AKADEMİ ÖDÜLLERİ (OSCAR)

Akademi Ödülleri veya popüler adıyla Oscar ödülleri, film endüstrisindeki sanatsal ve teknik başarılara verilen ödüllerdir. Ödüller, Kaliforniya merkezli Sinema Sanatları ve Bilimleri Akademisi tarafından yılda bir kez verilir. Akademi üyelerinin oylarıyla verilen ödüller, sinema dünyasında uluslararası bir başarı göstergesi olarak kabul edilir. 1929'da Los Angeles'ta verilmeye başlanan ödüller, yılda bir kez ve çoğunlukla şubat ayında düzenlenen törenle dağıtılır.
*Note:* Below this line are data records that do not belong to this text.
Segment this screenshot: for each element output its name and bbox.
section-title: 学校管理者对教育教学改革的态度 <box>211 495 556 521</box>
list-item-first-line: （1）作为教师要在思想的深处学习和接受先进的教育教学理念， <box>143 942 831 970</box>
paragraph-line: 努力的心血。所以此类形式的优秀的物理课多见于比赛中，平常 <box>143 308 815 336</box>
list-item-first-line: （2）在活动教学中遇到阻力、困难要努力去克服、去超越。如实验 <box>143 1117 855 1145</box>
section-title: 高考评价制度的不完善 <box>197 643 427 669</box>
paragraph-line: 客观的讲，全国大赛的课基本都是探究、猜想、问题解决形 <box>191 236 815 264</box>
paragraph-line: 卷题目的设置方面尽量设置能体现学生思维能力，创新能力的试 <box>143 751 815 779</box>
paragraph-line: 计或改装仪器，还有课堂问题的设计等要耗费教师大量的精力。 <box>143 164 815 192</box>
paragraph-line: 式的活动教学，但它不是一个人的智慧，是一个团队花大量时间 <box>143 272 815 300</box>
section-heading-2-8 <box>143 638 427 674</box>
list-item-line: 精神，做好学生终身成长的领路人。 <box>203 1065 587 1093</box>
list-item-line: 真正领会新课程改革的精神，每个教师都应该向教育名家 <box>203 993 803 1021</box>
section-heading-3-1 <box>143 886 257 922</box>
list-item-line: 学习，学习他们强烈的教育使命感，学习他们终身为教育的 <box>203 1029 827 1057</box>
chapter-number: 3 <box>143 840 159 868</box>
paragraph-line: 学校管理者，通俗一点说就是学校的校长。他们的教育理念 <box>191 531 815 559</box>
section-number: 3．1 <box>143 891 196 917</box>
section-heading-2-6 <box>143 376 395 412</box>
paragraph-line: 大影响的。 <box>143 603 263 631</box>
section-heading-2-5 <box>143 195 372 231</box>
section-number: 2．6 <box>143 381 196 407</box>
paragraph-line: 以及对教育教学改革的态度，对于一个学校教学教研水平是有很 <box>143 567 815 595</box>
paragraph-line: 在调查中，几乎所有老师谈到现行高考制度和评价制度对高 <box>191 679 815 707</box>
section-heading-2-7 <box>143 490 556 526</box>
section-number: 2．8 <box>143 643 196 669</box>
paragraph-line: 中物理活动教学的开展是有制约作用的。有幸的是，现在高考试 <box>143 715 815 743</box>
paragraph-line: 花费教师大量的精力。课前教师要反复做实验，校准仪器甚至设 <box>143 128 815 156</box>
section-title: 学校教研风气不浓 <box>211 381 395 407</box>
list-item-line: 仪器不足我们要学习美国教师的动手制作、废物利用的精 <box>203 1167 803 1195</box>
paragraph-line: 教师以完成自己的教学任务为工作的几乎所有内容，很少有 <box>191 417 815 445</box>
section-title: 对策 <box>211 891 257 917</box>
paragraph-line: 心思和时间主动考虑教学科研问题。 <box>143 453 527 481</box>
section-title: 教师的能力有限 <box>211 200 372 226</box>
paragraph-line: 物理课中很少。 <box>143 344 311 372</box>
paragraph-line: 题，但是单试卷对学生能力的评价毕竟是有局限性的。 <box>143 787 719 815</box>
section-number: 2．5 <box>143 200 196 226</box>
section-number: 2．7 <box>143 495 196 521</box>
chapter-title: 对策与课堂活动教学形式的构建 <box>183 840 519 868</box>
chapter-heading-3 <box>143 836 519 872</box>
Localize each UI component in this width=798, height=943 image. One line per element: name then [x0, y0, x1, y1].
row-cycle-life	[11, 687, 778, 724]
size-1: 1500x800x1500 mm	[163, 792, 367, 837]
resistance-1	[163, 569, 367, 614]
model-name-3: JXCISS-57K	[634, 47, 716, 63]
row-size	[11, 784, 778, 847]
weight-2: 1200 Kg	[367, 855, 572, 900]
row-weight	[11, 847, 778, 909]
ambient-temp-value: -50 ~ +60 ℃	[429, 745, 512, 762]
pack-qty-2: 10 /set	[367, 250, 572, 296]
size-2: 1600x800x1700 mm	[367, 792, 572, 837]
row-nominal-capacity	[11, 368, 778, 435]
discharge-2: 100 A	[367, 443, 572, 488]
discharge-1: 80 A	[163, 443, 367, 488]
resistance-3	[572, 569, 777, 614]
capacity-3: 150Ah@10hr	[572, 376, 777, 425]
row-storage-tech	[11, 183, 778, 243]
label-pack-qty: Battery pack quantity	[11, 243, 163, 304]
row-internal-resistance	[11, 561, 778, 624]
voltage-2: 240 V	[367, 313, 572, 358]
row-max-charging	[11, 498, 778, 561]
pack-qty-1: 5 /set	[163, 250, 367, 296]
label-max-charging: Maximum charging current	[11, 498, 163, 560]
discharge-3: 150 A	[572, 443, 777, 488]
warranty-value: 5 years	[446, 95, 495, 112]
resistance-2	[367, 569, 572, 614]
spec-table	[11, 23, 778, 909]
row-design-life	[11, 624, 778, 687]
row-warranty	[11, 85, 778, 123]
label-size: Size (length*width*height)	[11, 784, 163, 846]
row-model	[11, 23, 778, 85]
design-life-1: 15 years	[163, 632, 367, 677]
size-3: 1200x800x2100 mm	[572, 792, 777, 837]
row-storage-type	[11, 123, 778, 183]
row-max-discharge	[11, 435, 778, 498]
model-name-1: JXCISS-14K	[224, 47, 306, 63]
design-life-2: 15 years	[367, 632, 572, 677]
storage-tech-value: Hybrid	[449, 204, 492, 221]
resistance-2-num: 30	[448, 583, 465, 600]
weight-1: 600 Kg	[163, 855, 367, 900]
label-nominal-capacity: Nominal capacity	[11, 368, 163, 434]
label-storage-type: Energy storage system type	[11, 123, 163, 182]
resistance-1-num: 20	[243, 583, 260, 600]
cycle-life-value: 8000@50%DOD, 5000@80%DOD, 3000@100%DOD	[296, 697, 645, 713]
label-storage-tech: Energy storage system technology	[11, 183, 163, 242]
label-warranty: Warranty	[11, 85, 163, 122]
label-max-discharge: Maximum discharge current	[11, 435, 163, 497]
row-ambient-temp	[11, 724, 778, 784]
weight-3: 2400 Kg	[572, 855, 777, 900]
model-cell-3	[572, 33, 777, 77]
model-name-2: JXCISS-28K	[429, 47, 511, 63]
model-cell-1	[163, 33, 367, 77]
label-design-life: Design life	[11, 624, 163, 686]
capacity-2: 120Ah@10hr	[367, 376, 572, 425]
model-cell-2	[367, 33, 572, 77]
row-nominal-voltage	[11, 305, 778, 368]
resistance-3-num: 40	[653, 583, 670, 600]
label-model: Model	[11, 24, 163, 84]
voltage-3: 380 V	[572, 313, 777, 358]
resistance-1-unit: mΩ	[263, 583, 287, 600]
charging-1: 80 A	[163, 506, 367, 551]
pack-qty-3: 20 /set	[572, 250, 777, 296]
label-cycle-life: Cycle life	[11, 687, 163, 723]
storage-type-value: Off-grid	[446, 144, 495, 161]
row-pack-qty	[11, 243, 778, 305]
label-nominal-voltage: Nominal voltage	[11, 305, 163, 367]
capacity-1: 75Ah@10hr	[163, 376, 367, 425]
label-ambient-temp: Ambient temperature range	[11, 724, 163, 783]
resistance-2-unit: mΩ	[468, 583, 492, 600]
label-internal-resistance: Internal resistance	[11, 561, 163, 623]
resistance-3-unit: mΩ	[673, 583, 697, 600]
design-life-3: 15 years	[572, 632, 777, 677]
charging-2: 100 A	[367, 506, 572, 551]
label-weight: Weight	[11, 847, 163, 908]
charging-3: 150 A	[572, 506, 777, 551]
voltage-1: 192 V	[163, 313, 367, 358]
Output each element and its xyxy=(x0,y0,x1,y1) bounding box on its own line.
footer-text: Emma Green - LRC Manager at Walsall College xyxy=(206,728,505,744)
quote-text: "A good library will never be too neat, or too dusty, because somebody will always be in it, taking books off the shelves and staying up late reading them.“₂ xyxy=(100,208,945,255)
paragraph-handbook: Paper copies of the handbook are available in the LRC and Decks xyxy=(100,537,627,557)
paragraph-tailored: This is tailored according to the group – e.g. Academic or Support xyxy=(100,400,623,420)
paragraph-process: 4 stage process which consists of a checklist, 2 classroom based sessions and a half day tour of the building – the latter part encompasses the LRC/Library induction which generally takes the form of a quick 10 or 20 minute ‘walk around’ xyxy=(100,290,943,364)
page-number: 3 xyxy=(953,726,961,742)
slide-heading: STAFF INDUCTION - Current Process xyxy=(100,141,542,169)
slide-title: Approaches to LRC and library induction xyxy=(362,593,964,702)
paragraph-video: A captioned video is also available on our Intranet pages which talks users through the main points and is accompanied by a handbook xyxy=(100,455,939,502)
Bir filmin Oscar'a aday gösterilebilmesi için ABD-Los Angeles ili sınırları içinde en az bir sinemada paralı gösteriminin gerçekleşmiş olması ve gösterimin en az bir hafta sürmüş olması şartı aranıyor. ABD dışında çekilen filmlere ise Yabancı Dilde En İyi Film Oscar'ı ödülü veriliyor.